The Washington Post newspaper has backed Finnish journalist Jessikka Aro in a dispute about an award.

Aro was supposed to be given an International Women of Courage award in the USA last week, presented by US First Lady Melania Trump.

However, the award was rescinded after American officials uncovered social media posts critical of American President Donald Trump.

Aro was one of the central organisers of a demonstration during the Putin-Trump Summit in July 2018 which brought several thousand people to Helsinki’s streets ostensibly protesting against the two world leaders – even though the event itself wasn’t billed as an anti-Trump or anti-Putin march per se.

Now, the Washington Post editorial says the decision to take back the award “is in keeping with a president who has set the tone of prizing loyalty and personal sycophancy over wisdom and vision”.

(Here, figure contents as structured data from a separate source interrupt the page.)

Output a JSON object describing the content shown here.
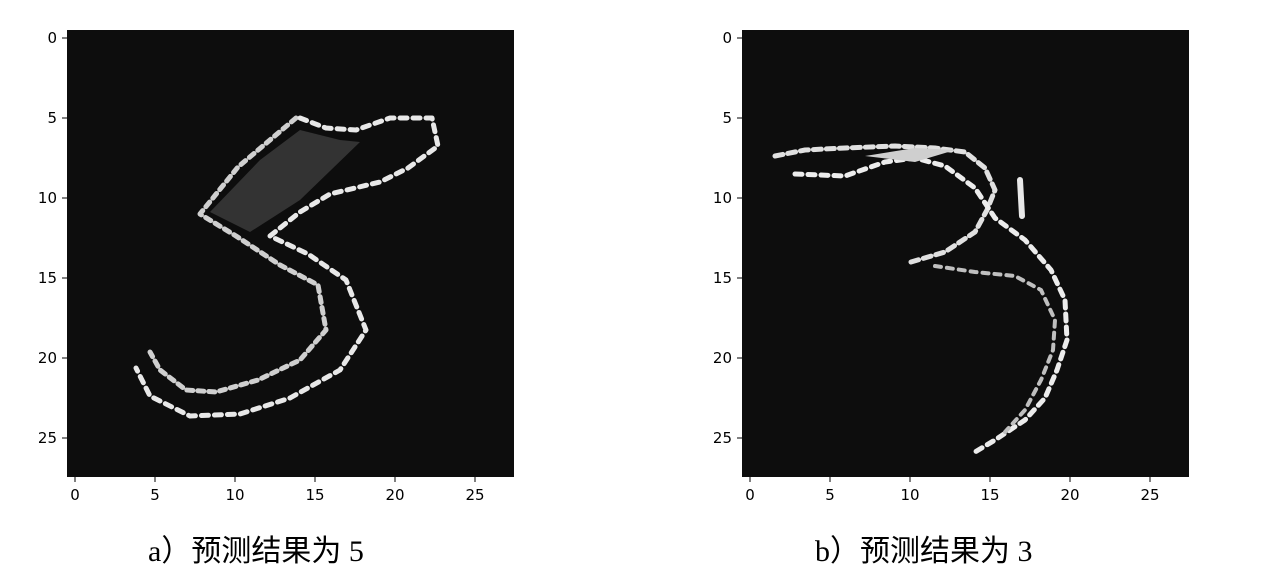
{
  "panels": [
    {
      "id": "a",
      "caption": "a）预测结果为 5",
      "background": "#0d0d0d",
      "x_ticks": [
        "0",
        "5",
        "10",
        "15",
        "20",
        "25"
      ],
      "y_ticks": [
        "0",
        "5",
        "10",
        "15",
        "20",
        "25"
      ],
      "image_size": 28,
      "digit_shown": "5"
    },
    {
      "id": "b",
      "caption": "b）预测结果为 3",
      "background": "#0d0d0d",
      "x_ticks": [
        "0",
        "5",
        "10",
        "15",
        "20",
        "25"
      ],
      "y_ticks": [
        "0",
        "5",
        "10",
        "15",
        "20",
        "25"
      ],
      "image_size": 28,
      "digit_shown": "3"
    }
  ]
}
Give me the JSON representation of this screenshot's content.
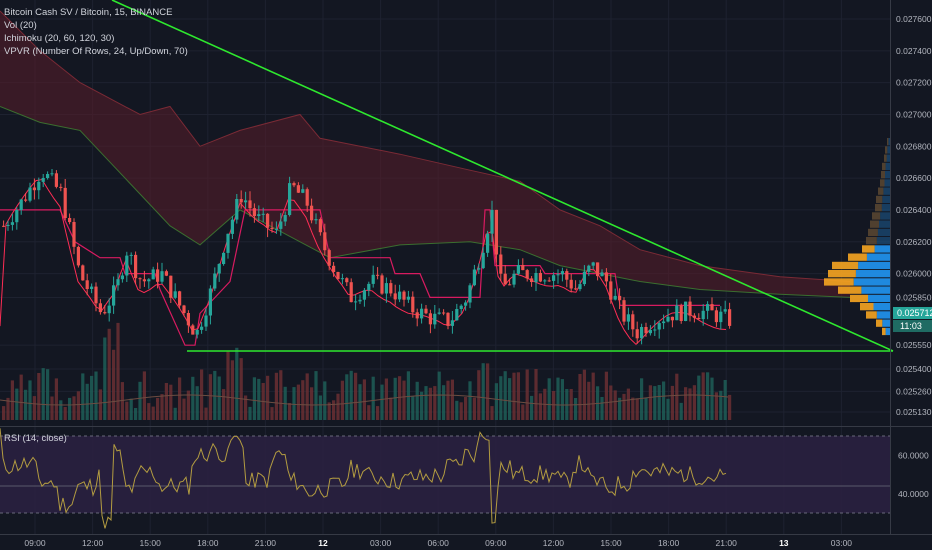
{
  "legend": {
    "symbol": "Bitcoin Cash SV / Bitcoin, 15, BINANCE",
    "volume": "Vol (20)",
    "ichimoku": "Ichimoku (20, 60, 120, 30)",
    "vpvr": "VPVR (Number Of Rows, 24, Up/Down, 70)"
  },
  "rsi_legend": "RSI (14, close)",
  "colors": {
    "background": "#131722",
    "up": "#26a69a",
    "down": "#ef5350",
    "trendline": "#2ee82e",
    "cloud": "#5a1e2a",
    "base_line": "#d81b60",
    "conversion_line": "#ff2d55",
    "lagging_line": "#43a047",
    "vpvr_up": "#2196f3",
    "vpvr_down": "#f7a521",
    "rsi_band": "#2a2040",
    "rsi_line": "#b39c41",
    "price_label": "#26a69a"
  },
  "chart_data": {
    "type": "candlestick",
    "price_axis": {
      "ticks": [
        "0.027600",
        "0.027400",
        "0.027200",
        "0.027000",
        "0.026800",
        "0.026600",
        "0.026400",
        "0.026200",
        "0.026000",
        "0.025850",
        "0.025712",
        "0.025550",
        "0.025400",
        "0.025260",
        "0.025130"
      ],
      "ylim": [
        0.0251,
        0.0277
      ]
    },
    "current_price": {
      "value": "0.025712",
      "countdown": "11:03"
    },
    "time_axis": {
      "ticks": [
        "09:00",
        "12:00",
        "15:00",
        "18:00",
        "21:00",
        "12",
        "03:00",
        "06:00",
        "09:00",
        "12:00",
        "15:00",
        "18:00",
        "21:00",
        "13",
        "03:00"
      ]
    },
    "trendlines": [
      {
        "name": "descending",
        "from": [
          "08:30",
          0.0277
        ],
        "to": [
          "00:00",
          0.02552
        ]
      },
      {
        "name": "support",
        "from": [
          "17:00",
          0.02552
        ],
        "to": [
          "00:00",
          0.02552
        ]
      }
    ],
    "rsi": {
      "ticks": [
        "60.0000",
        "40.0000"
      ],
      "upper_band": 70,
      "lower_band": 30,
      "mid": 44
    },
    "vpvr_rows": 24
  }
}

The editorial continues “Ms. Aro deserved the award. She should hold her head high for courage, unlike those who denied her the honor”.

Aro’s journalism exposed Russian trolls

Jessikka Aro became a household name in Finland for her 2015 work uncovering Russian internet trolls, and the so-called ‘troll factory’ where they work in St. Petersburg. She shone a light on official Russian disinformation campaigns, which work to spread fake news on social media.

For her journalism work, and for exposing herself to continuous harassments and threats, Aro received Bonnier’s Award for Journalism in 2016.

The International Women of Courage Award came with a trip to the USA, and a tour around the country in recognition of Aro’s journalism work. However a State Department spokesperson said there had been a “regrettable error” and that Aro had been “incorrectly notified” due to a “lack of coordination in communications with candidates and embassies”, in a story first reported by Foreign Policy magazine.